Charlie – Alle Hunde kommen in den Himmel Kritik

Der Amerikaner Don Bluth war einst Zeichner und Regisseur in den Disney-Studios. 1979 machte er sich mit Kollegen selbständig, um eigene Ideen und Filme zu verwirklichen. In den Jahren 1980 bis 82 entstand „Mrs. Brisby und das Geheimnis von Nimh“, die phantasievolle wie flache Geschichte um eine Feldmaus. Danach schaltete sich Steven Spielberg in die Teamarbeit um Don Bluth mit ein.
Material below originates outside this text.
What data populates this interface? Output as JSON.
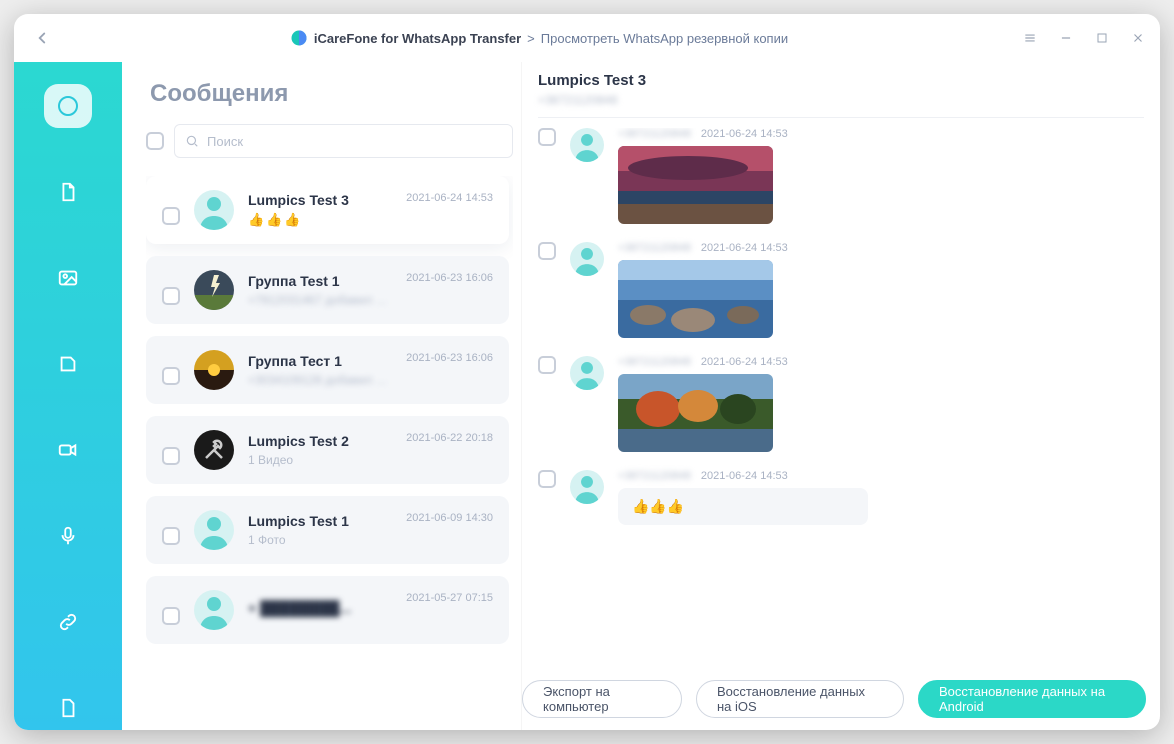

Das Ergebnis kam 1986 heraus: „Feivel, der Mauswanderer“. 1987 zog Bluth nach Irland um, wo in Dublin eigene Studios entstanden. „In einem Land vor unserer Zeit“ war im Vorjahr ein neuer Kassenhit, der das
Schicksal eines kleinen Dinosauriers beschrieb.

Mit „CHARLIE – ALLE HUNDE KOMMEN IN DEN HIMMEL“ von Don Bluth (B+R; USA 1989; M: Ralph Burns; 89 Minuten; Start D: 29.03.1990); dem neuesten Streich aus dem produktiven Hause von Don Bluth, wurde erstmals ein ganz schwacher Zeichentrickfilm hergestellt.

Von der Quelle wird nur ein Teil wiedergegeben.